This week, the Federal Communications Commission’s (“FCC’s”) Restoring Internet Freedom Order took effect, rolling back the public-utility style regulation of Internet service providers (“ISPs”) pursuant to title II of the Communications Act, imposed during the prior administration by the FCC’s 2015 Open Internet Order (“2015 Order”). The agency’s return to a light touch regulatory approach has sparked public debate since FCC Chairman Ajit Pai proposed it more than a year ago. And while the FCC’s action is already the subject of several judicial challenges consolidated in the D.C. Circuit, a number of states have also sought to impose their own state-specific net neutrality legislation. But it remains to be seen whether individual states can impose net neutrality obligations on ISPs, particularly in light of the FCC’s invocation of its preemption authority in the Restoring Internet Freedom Order.
The 2015 Order, adopted by the FCC under then-FCC Chairman Tom Wheeler, reclassified broadband Internet access service from an information service to a telecommunications service, meaning the FCC would treat broadband Internet service like a public-utility service. The 2015 Order modified existing transparency requirements applicable to ISPs’ disclosures to consumers and imposed three “bright line rules” that prohibited ISPs from engaging in certain activities that would slow down, limit access, or selectively alter data speeds – often referred to as no-blocking, no-throttling, and no-paid prioritization. The 2015 Order further installed a “General Internet Conduct Rule,” in the form of a vaguely framed multi-factor balancing test, that was intended to prevent ISPs from unreasonably interfering with or disadvantaging the ability of consumers to access and use lawful content and edge providers to make their content available to consumers.

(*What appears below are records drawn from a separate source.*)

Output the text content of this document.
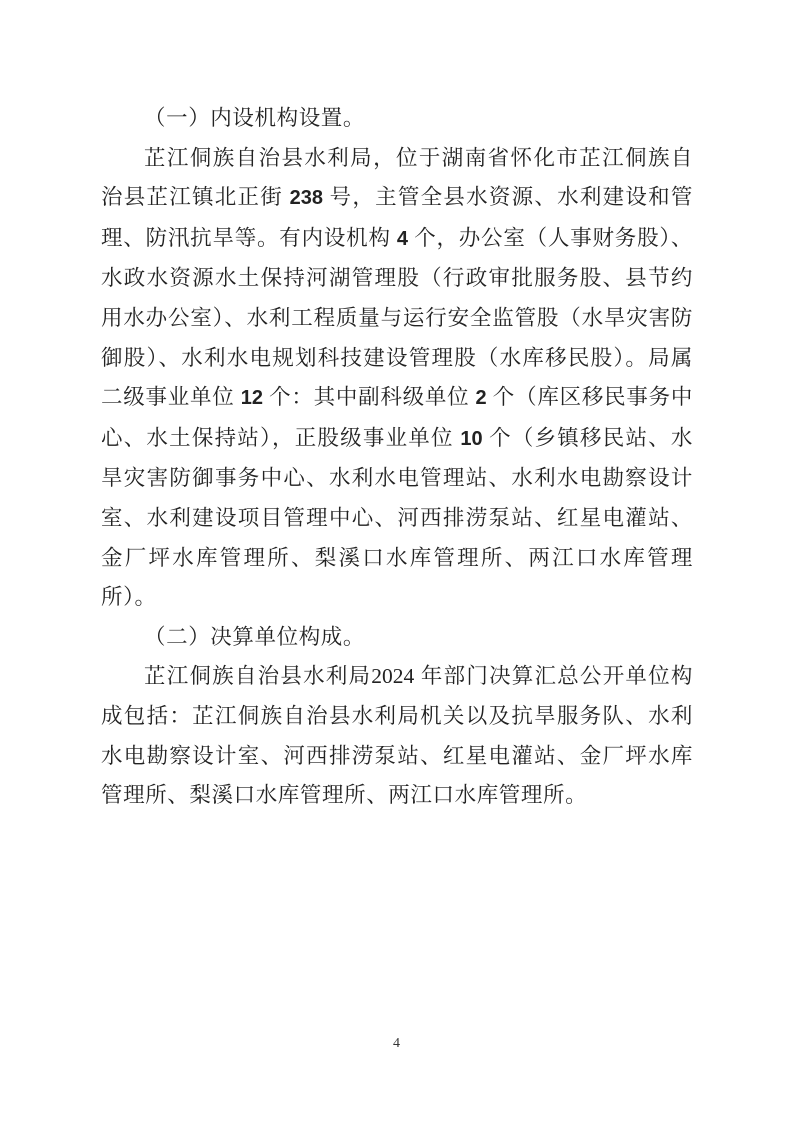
（一）内设机构设置。

芷江侗族自治县水利局，位于湖南省怀化市芷江侗族自治县芷江镇北正街 238 号，主管全县水资源、水利建设和管理、防汛抗旱等。有内设机构 4 个，办公室（人事财务股）、水政水资源水土保持河湖管理股（行政审批服务股、县节约用水办公室）、水利工程质量与运行安全监管股（水旱灾害防御股）、水利水电规划科技建设管理股（水库移民股）。局属二级事业单位 12 个：其中副科级单位 2 个（库区移民事务中心、水土保持站），正股级事业单位 10 个（乡镇移民站、水旱灾害防御事务中心、水利水电管理站、水利水电勘察设计室、水利建设项目管理中心、河西排涝泵站、红星电灌站、金厂坪水库管理所、梨溪口水库管理所、两江口水库管理所）。

（二）决算单位构成。

芷江侗族自治县水利局2024 年部门决算汇总公开单位构成包括：芷江侗族自治县水利局机关以及抗旱服务队、水利水电勘察设计室、河西排涝泵站、红星电灌站、金厂坪水库管理所、梨溪口水库管理所、两江口水库管理所。

4
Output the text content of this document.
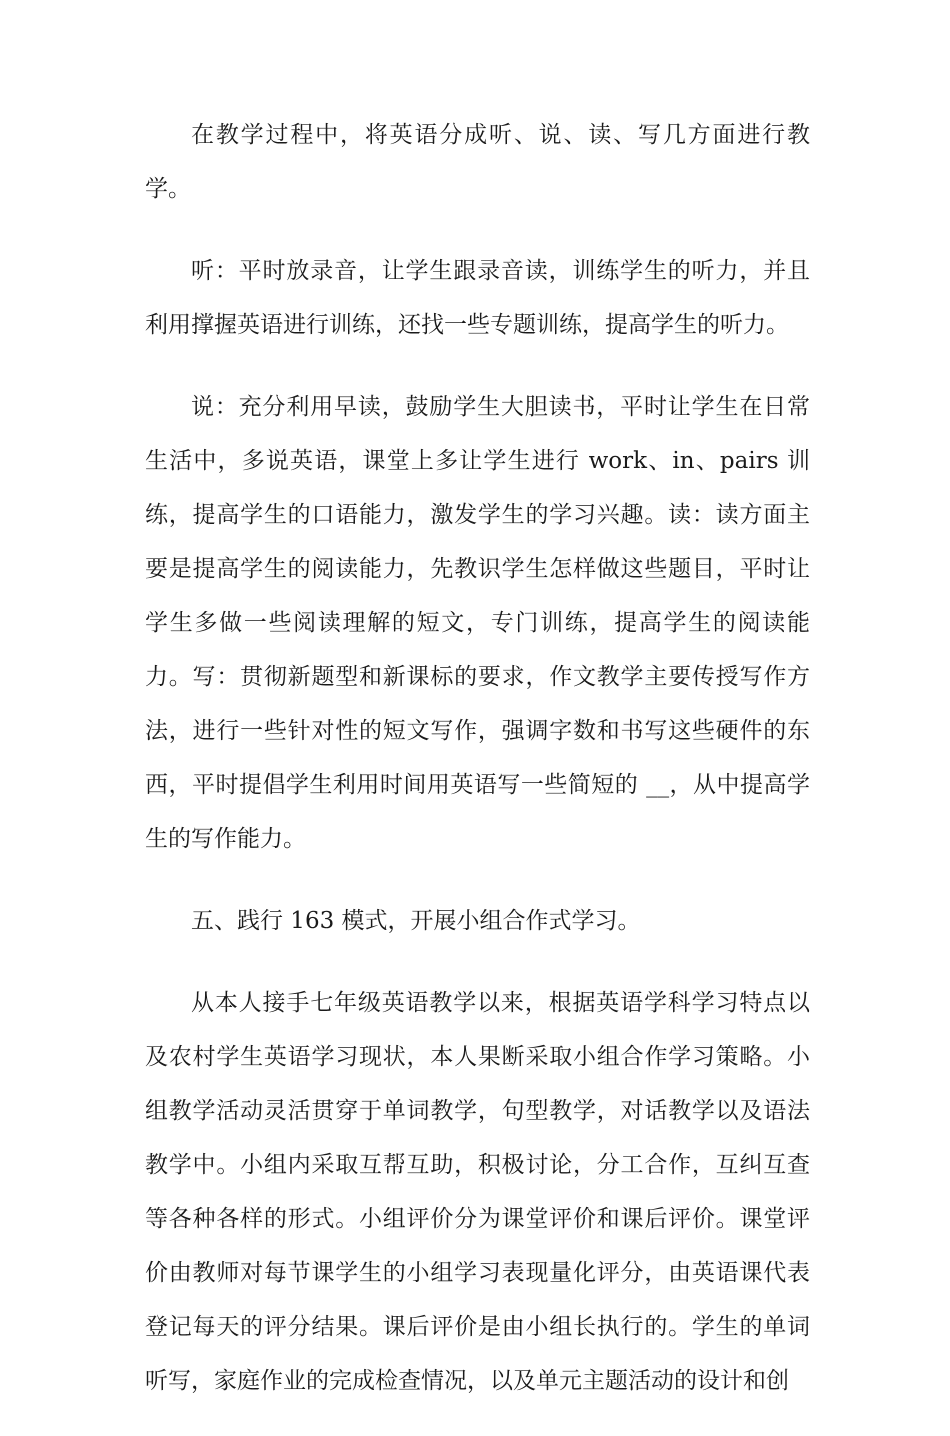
在教学过程中，将英语分成听、说、读、写几方面进行教学。

听：平时放录音，让学生跟录音读，训练学生的听力，并且利用撑握英语进行训练，还找一些专题训练，提高学生的听力。

说：充分利用早读，鼓励学生大胆读书，平时让学生在日常生活中，多说英语，课堂上多让学生进行 work、in、pairs 训练，提高学生的口语能力，激发学生的学习兴趣。读：读方面主要是提高学生的阅读能力，先教识学生怎样做这些题目，平时让学生多做一些阅读理解的短文，专门训练，提高学生的阅读能力。写：贯彻新题型和新课标的要求，作文教学主要传授写作方法，进行一些针对性的短文写作，强调字数和书写这些硬件的东西，平时提倡学生利用时间用英语写一些简短的 __，从中提高学生的写作能力。

五、践行 163 模式，开展小组合作式学习。

从本人接手七年级英语教学以来，根据英语学科学习特点以及农村学生英语学习现状，本人果断采取小组合作学习策略。小组教学活动灵活贯穿于单词教学，句型教学，对话教学以及语法教学中。小组内采取互帮互助，积极讨论，分工合作，互纠互查等各种各样的形式。小组评价分为课堂评价和课后评价。课堂评价由教师对每节课学生的小组学习表现量化评分，由英语课代表登记每天的评分结果。课后评价是由小组长执行的。学生的单词听写，家庭作业的完成检查情况，以及单元主题活动的设计和创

The Restoring Internet Freedom Order displaced the 2015 Order, reinstating the information service classification and the attendant “light touch” regulatory regime that had existed for decades prior to 2015. Although state and local governments had not actively pursued net neutrality legislation prior to 2015, when ISPs were subject to the same regulations the FCC has now adopted, they have responded to the Restoring Internet Freedom Order with a variety of legislative and regulatory measures to regulate Internet access service. Some states, for example, have adopted or proposed legislation directly imposing on ISPs most, if not all, of the 2015 Order’s key provisions (no-throttling, no-blocking, etc.). Other states, like California, have proposed to go even further than the 2015 Order, including by seeking to regulate offerings that exempt certain activities from users’ data caps (called “zero-rating”), which the FCC’s 2015 Order expressly declined to address. Still others, however, have required or have proposed to require ISPs to agree to abide net neutrality principles throughout the state in order to qualify for governmental contracts, or prohibit state agencies from contracting with ISPs that do not abide the 2015 Order’s requirements.
The tension between the FCC’s deregulation and the states’ regulation appears likely to spark additional legal wrangling. The issue comes down to whether state regulations that resurrect the 2015 Order can survive a legal challenge based on preemption or otherwise. While the Communications Act preserves States’ authority to regulate states intrastate communication matters, the FCC has authority to regulate interstate communications, including information services. In reliance on this authority, the FCC declared in its Restoring Internet Freedom Order its intent to “preempt any state or local measures that would effectively impose rules or requirements” that have been repealed, or “that would impose more stringent requirements.”
There will be much to watch as the net neutrality debate continues to play out at the Commission, the courts, and state houses across the country. We will continue to monitor developments in this area.